家族信託は「財産管理を託す旨の契約」を、財産を託す委託者と財産を預かる受託者との間で締結する方法によって行います。

契約の締結である以上、契約の当事者である委託者と受託者には「意思能力」(=契約の内容を理解する能力)が必要となります。

そのため、両者(特に委託者)ともにこの意思能力が十分にあるお元気なうちに、家族信託の契約を締結することが望ましいです。

では、例えば、下記の場合のように、委託者の方がお元気な状態と言えなくなってしまったときには、家族信託をすることはできないのでしょうか。

  • 最近、認知症の診断がされた
  • 委託者が要介護認定を受けている
  • 認知症と診断された方が多く入居する施設への入居が決まっている

この点について、先に結論を申し上げますと、必ずしも家族信託ができない訳ではありません。

実際の現場では、私たち専門家が、実際に委託者の方にお会いしてコミュニケーションをとった上で、意思能力の有無を判断します。

委託者の意思確認を行うのは誰?

家族信託を成立させるためには、当事者にその意思があることが前提となりますが、その意思の「確認」はどのように行われるのでしょうか。

以下、「誰が委託者の意思確認を行うのか」についてご説明したいと思います。

まず、意思確認を行う人物として「公証人」が挙げられます。

家族信託の契約書は、私文書で作成しても有効ですが、実際には公正証書を作成することがほとんど(弊社でもその8割が公正証書で契約しています)です。

これは、公証人がしっかりと意思確認をした上で契約を締結するため、契約行為の真正が担保されるためです。

次に、信託の対象に不動産が含まれる場合には、「司法書士」による意思確認が行われます。

信託する財産に不動産がある場合、信託をした後に信託の登記をする必要があります。

そこで、司法書士は、信託する不動産について委託者がこれを受託者に託すということを理解しているか意思確認を行います。

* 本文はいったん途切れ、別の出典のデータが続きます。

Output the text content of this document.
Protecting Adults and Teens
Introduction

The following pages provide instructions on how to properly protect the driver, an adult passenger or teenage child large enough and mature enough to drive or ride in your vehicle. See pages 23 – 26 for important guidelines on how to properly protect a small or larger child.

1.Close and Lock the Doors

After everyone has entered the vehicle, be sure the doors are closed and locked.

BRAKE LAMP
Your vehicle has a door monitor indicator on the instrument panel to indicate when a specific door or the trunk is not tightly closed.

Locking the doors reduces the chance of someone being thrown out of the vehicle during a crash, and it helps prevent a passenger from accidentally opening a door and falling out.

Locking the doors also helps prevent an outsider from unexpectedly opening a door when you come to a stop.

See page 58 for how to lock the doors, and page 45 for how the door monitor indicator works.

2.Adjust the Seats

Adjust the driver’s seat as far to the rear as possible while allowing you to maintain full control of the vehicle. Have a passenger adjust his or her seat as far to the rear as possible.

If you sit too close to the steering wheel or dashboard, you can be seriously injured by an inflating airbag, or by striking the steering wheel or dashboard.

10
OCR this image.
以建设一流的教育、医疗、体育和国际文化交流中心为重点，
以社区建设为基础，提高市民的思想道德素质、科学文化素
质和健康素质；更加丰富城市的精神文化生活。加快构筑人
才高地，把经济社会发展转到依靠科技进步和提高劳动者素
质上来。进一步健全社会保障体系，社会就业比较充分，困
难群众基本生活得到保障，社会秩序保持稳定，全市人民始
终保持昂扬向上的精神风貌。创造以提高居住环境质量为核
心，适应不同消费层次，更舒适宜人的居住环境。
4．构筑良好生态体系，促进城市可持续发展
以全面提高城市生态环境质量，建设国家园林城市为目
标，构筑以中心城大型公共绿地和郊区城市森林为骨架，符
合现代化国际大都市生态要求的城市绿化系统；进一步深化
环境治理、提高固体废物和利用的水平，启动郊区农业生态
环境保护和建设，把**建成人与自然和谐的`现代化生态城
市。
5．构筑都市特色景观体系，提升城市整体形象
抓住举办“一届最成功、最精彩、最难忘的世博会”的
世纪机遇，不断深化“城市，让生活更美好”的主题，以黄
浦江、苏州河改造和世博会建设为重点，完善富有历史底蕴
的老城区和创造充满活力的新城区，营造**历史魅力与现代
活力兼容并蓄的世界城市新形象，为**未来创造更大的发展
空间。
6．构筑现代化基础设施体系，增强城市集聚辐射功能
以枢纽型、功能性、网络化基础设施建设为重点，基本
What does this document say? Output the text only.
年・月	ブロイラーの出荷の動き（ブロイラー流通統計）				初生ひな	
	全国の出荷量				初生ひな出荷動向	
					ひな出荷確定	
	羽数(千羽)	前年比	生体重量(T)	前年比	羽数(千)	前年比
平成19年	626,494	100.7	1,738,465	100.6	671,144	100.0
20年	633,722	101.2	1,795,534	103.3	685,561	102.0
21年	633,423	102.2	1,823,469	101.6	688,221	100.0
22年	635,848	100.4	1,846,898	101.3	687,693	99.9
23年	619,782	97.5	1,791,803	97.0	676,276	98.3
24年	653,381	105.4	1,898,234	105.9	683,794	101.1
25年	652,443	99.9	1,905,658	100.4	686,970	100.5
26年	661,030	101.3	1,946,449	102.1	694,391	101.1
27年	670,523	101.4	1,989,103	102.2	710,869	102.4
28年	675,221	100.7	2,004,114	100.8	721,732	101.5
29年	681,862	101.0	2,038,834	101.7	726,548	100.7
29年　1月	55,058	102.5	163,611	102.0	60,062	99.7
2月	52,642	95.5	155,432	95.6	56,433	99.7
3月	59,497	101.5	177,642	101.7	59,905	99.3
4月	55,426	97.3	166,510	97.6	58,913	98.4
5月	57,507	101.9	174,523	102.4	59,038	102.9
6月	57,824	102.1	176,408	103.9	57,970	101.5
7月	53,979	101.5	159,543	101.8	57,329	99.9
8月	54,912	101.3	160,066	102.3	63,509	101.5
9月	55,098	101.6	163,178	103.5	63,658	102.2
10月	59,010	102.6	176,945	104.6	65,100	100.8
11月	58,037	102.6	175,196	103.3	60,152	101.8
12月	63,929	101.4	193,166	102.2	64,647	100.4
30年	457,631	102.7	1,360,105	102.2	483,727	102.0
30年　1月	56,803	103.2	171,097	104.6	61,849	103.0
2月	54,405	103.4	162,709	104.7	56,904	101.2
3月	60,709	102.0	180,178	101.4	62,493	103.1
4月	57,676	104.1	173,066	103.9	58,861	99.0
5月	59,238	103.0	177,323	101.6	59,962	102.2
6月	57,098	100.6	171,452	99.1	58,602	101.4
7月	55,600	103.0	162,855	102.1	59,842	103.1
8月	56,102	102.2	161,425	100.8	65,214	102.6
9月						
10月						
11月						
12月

なお、公証人や司法書士による意思確認は、本人の様子を見て、事案を理解し、自ら意思決定しているかを公証人、司法書士が主観的・定性的に判断する形のものですので、客観性の面で必ずしも完全ではありません。

定量的な視点を判断に加えたい場合には、長谷川式認知症スケール(一番有名な認知症テスト)のテストを実施するという方法があります。

このテストでは、30点中20点以下であった場合、認知症の疑いがあると考えられています。

意思能力の確認にはどんな質問をされる?

では最後に今回のメインである「意思能力の確認のため、実際に何を質問されるのか」についてご説明したいと思います。

これについては、主に以下の4点が挙げられます。

①委託者自身の氏名、住所、生年月日

②どの財産を信託に入れるのか

③誰に財産を託したいか(=受託者を誰にするか)

④自身が亡くなった後、誰に財産を承継(相続)させたいか

まず、①について言えることが大前提となります。

②については、信託する不動産の種類が何なのか(例えば、自宅、賃貸マンション、土地など)、金銭はいくら位なのかを言えるかどうかです。

不動産については、その地番や家屋番号まで詳細に言える必要はありません。

実務では「自宅裏のアパート」、「3軒隣の土地」など大体の場所をヒアリングしながら、地図で場所を確認する方法で判断します。

③は、例えば、長男に託す(=長男を受託者とする)や長男に万が一のことがあった場合には次男に託す(できればこのレベルまで決められると良い)などを指します。

④は、財産の承継先、相続先を具体的に意思表示できるかということです。

以上のとおり、委託者がこの4点を理解していれば、たとえ先に挙げた例に該当したとしても家族信託を進めることができる可能性があります。

なお、実務においては、委託者の家族事情(相続人の関係性)や信託契約の内容から意思能力を慎重に判断する場合もあります。

具体的には、家族の中に委託者の意思能力につき、先々異議を唱える可能性がある者がいる場合です。

また、信託契約の内容が複雑になれば、その分だけ委託者に要求される意思能力のレベルも高くなります。

まとめ

以上のように、委託者の意思能力の判断については、委託者が先に挙げた4点を理解していることが一つの基準です。

このほか、場合によっては、より慎重に判断すべきケースもあるということをご理解いただければと思います。